Still Kickin': The MC5's "Kick Out the Jams" turns 50

MUSIC

MC5's Kick Out the Jams

Happy birthday, MF'ers: February 22, 2019, was the 50th anniversary of the MC5's Kick Out the Jams album.

To celebrate, guitarist Wayne Kramer posted a new video for the record's title track featuring Leni Sinclair's original promo footage and Cary Loren's edited footage, shot at three different performances in Michigan: Grande Ballroom in Detroit, The Village Pub in Birmingham, and at the Delta Pop Festival at Delta College in Bay City.

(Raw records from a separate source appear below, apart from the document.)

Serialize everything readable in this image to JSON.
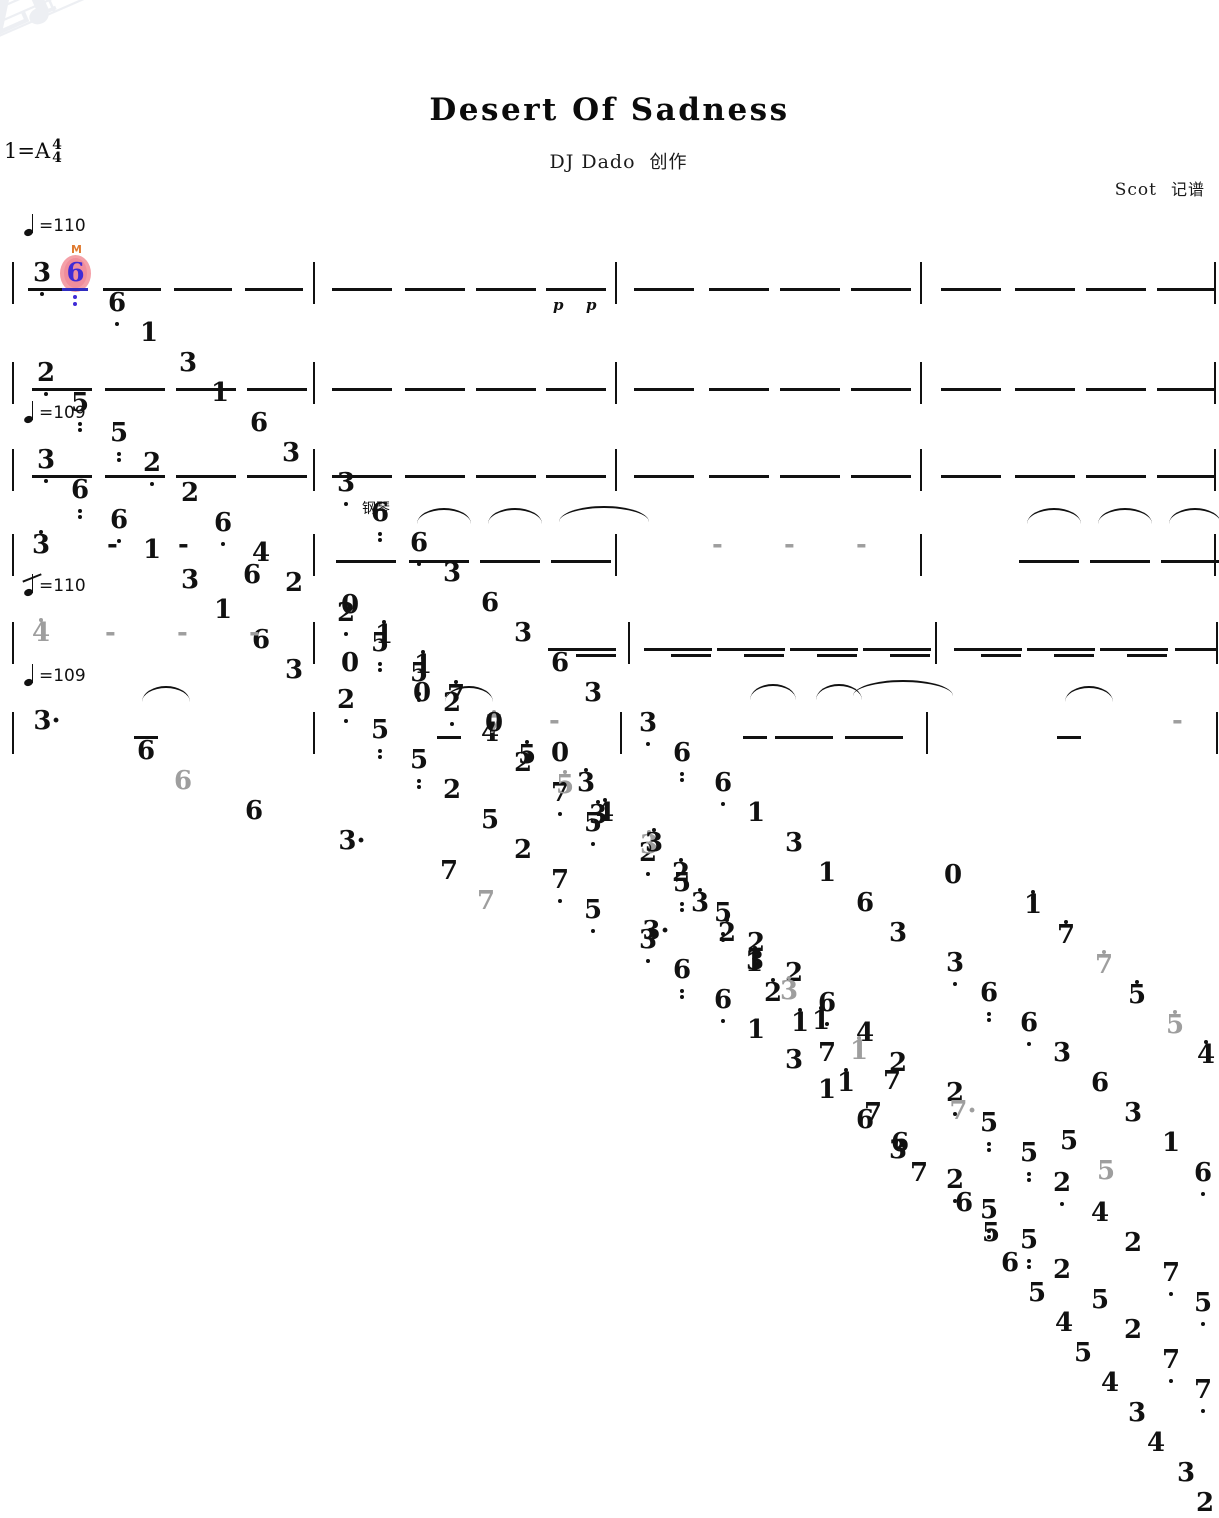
{
  "document": {
    "type": "numbered-musical-notation",
    "title": "Desert Of Sadness",
    "composer": "DJ Dado",
    "composer_role": "创作",
    "arranger": "Scot",
    "arranger_role": "记谱",
    "key_signature": "1=A",
    "time_signature_numerator": "4",
    "time_signature_denominator": "4",
    "instrument_label": "钢琴",
    "watermark": "watermark-logo"
  },
  "tempo_marks": [
    {
      "row": 1,
      "value": "=110"
    },
    {
      "row": 3,
      "value": "=109"
    },
    {
      "row": 5,
      "value": "=110"
    },
    {
      "row": 6,
      "value": "=109"
    }
  ],
  "colors": {
    "ink": "#111111",
    "ghost_note": "#9e9e9e",
    "highlight_fill": "#f4a0a8",
    "highlight_text": "#3f2bd6",
    "highlight_marker": "#e07a2f"
  },
  "rows": [
    {
      "id": "row-1",
      "measures": [
        {
          "notes": [
            "3",
            "6",
            "6",
            "1",
            "3",
            "1",
            "6",
            "3"
          ]
        },
        {
          "notes": [
            "3",
            "6",
            "6",
            "3",
            "6",
            "3",
            "6",
            "3"
          ],
          "dynamics": [
            "p",
            "p"
          ]
        },
        {
          "notes": [
            "3",
            "6",
            "6",
            "1",
            "3",
            "1",
            "6",
            "3"
          ]
        },
        {
          "notes": [
            "3",
            "6",
            "6",
            "3",
            "6",
            "3",
            "1",
            "6"
          ]
        }
      ]
    },
    {
      "id": "row-2",
      "measures": [
        {
          "notes": [
            "2",
            "5",
            "5",
            "2",
            "2",
            "6",
            "4",
            "2"
          ]
        },
        {
          "notes": [
            "2",
            "5",
            "5",
            "2",
            "4",
            "2",
            "7",
            "5"
          ]
        },
        {
          "notes": [
            "2",
            "5",
            "5",
            "2",
            "2",
            "6",
            "4",
            "2"
          ]
        },
        {
          "notes": [
            "2",
            "5",
            "5",
            "2",
            "4",
            "2",
            "7",
            "5"
          ]
        }
      ]
    },
    {
      "id": "row-3",
      "measures": [
        {
          "notes": [
            "3",
            "6",
            "6",
            "1",
            "3",
            "1",
            "6",
            "3"
          ]
        },
        {
          "notes": [
            "2",
            "5",
            "5",
            "2",
            "5",
            "2",
            "7",
            "5"
          ]
        },
        {
          "notes": [
            "3",
            "6",
            "6",
            "1",
            "3",
            "1",
            "6",
            "3"
          ]
        },
        {
          "notes": [
            "2",
            "5",
            "5",
            "2",
            "5",
            "2",
            "7",
            "7"
          ]
        }
      ]
    },
    {
      "id": "row-4",
      "measures": [
        {
          "notes": [
            "3",
            "-",
            "-",
            "6"
          ]
        },
        {
          "notes": [
            "0",
            "1",
            "1",
            "7",
            "7",
            "5",
            "5",
            "3"
          ]
        },
        {
          "notes": [
            "3",
            "-",
            "-",
            "-"
          ]
        },
        {
          "notes": [
            "0",
            "1",
            "7",
            "7",
            "5",
            "5",
            "4"
          ]
        }
      ]
    },
    {
      "id": "row-5",
      "measures": [
        {
          "notes": [
            "4",
            "-",
            "-",
            "-"
          ]
        },
        {
          "notes": [
            "0",
            "0",
            "0",
            "0",
            "3",
            "4"
          ]
        },
        {
          "notes": [
            "3",
            "2",
            "3",
            "2",
            "1",
            "2",
            "1",
            "7",
            "1",
            "7",
            "6",
            "7"
          ]
        },
        {
          "notes": [
            "6",
            "5",
            "6",
            "5",
            "4",
            "5",
            "4",
            "3",
            "4",
            "3",
            "2"
          ]
        }
      ]
    },
    {
      "id": "row-6",
      "measures": [
        {
          "notes": [
            "3·",
            "6",
            "6",
            "6"
          ]
        },
        {
          "notes": [
            "3·",
            "7",
            "7",
            "-"
          ]
        },
        {
          "notes": [
            "3·",
            "3",
            "3",
            "1",
            "1",
            "7"
          ]
        },
        {
          "notes": [
            "7·",
            "5",
            "5",
            "-"
          ]
        }
      ]
    }
  ],
  "cursor": {
    "note": "6",
    "marker": "M",
    "row": 1,
    "measure": 1,
    "index": 1
  }
}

In fact, Kramer's been celebrating the 50th anniversary of the MC5 for the past year with a tour, an autobiography, and more videos featuring long-lost or remastered footage of the band, including:

- Silent footage of early MC5 -- they were 18 and 19 years old at the time -- at the Belle Isle Love-In, April 30, 1967. It's infamous because it turned into a riot with the police beating fans. The film was shot by the band's original photographer and first tour manager, Emil Bacilla, and the video features commentary recorded in 2004 by Kramer and his MC5 bandmates Dennis "Machine Gun" Thompson and Michael Davis.
- "Kick Out the Jams" and "Tonight" live, Friday, February 11, 1972 at Friars Aylesbury Phase Two, Borough Assembly Hall, Market Square, Aylesbury, UK
- "Ramblin' Rose," "Kick Out the Jams," and "Looking at You" at  Tartar Field, Wayne State University, July 1970.
- "Kick Out the Jams" and "Black To Comm" at Gibus Club in Paris, 1972.
- Silent footage of the MC5 at the Democratic National Convention, including the riots, in Chicago, 1968. Kramer added soundtrack music.

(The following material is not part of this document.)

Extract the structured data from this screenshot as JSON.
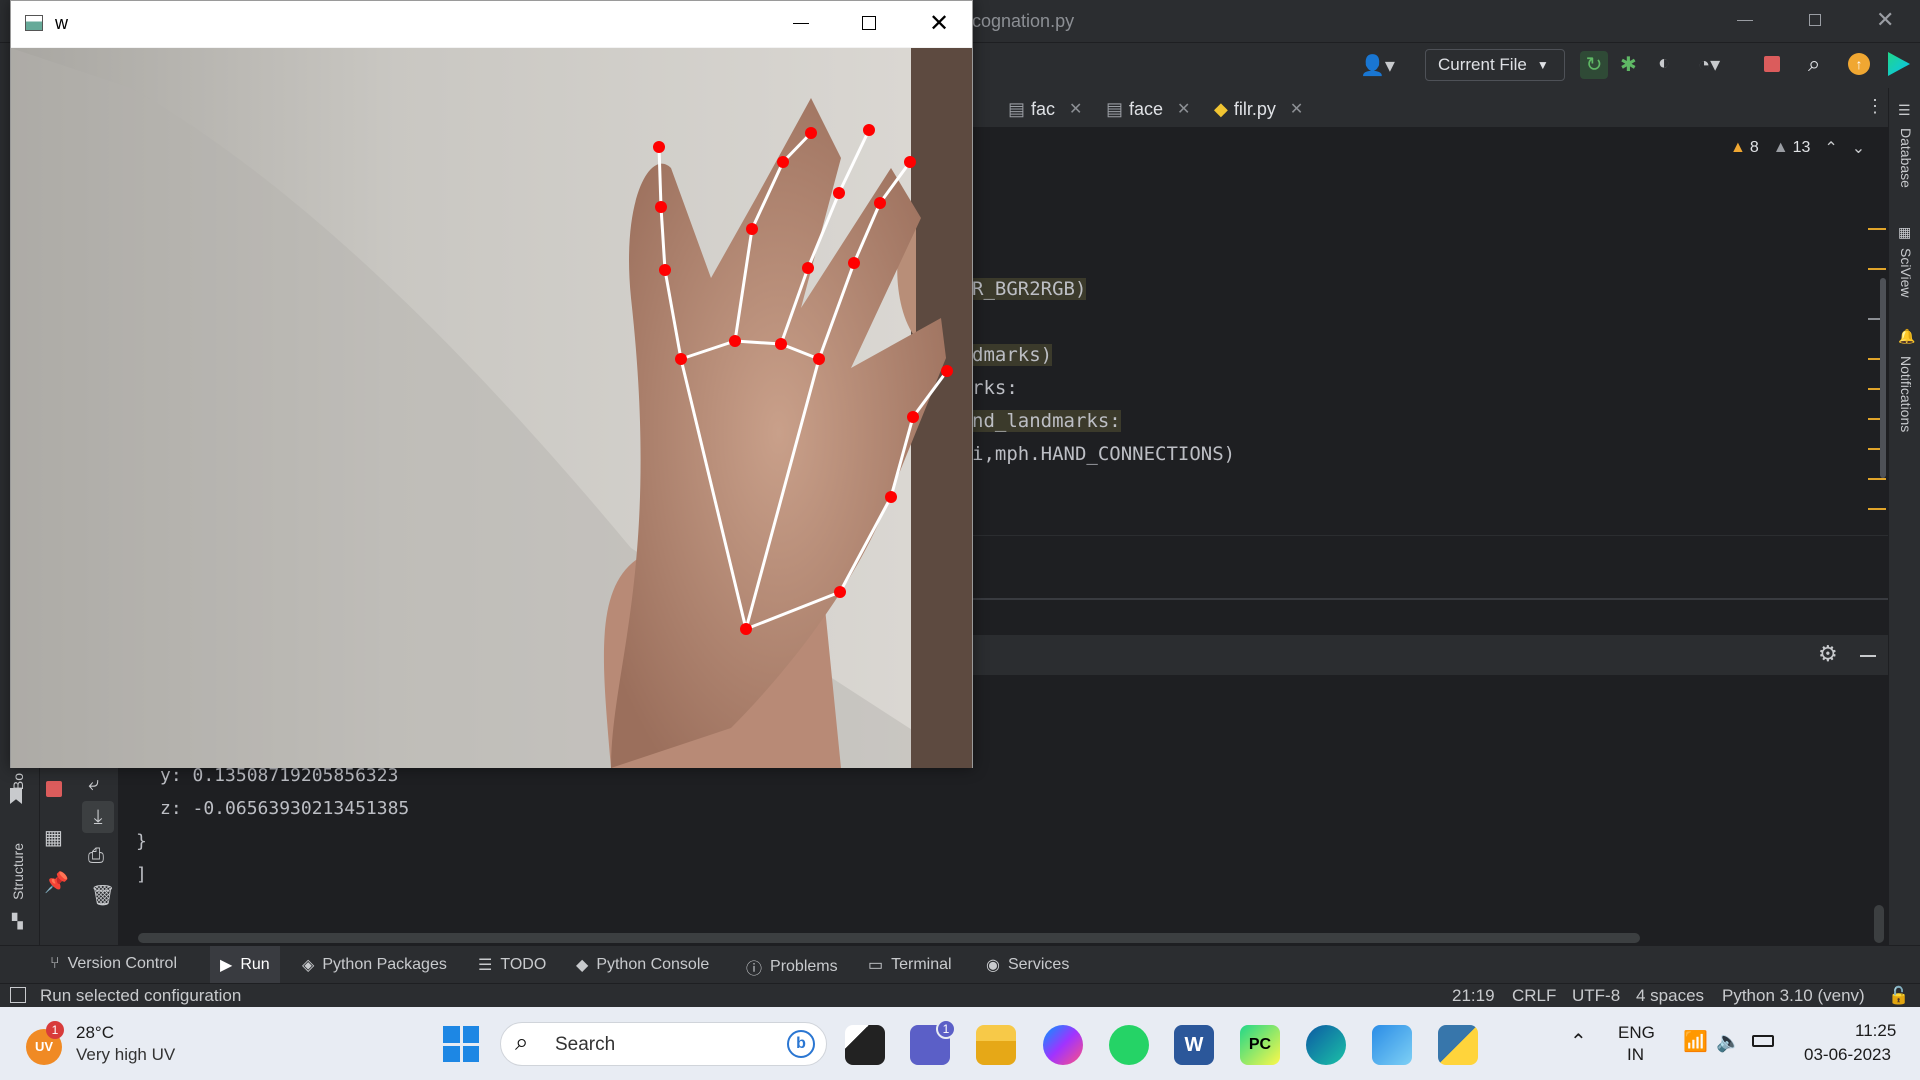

Martin Bandyke interviewed Kramer for the AADL-sponsored podcast Under Covers about his autobiography, The Hard Stuff.

AADL also spoke with Kramer in 2002 when he was town for the 40th anniversary of the John Sinclair Freedom Rally -- which the MC5 weren't invited to play because of a falling out with their former manager.


Christopher Porter is a library technician and the editor of Pulp.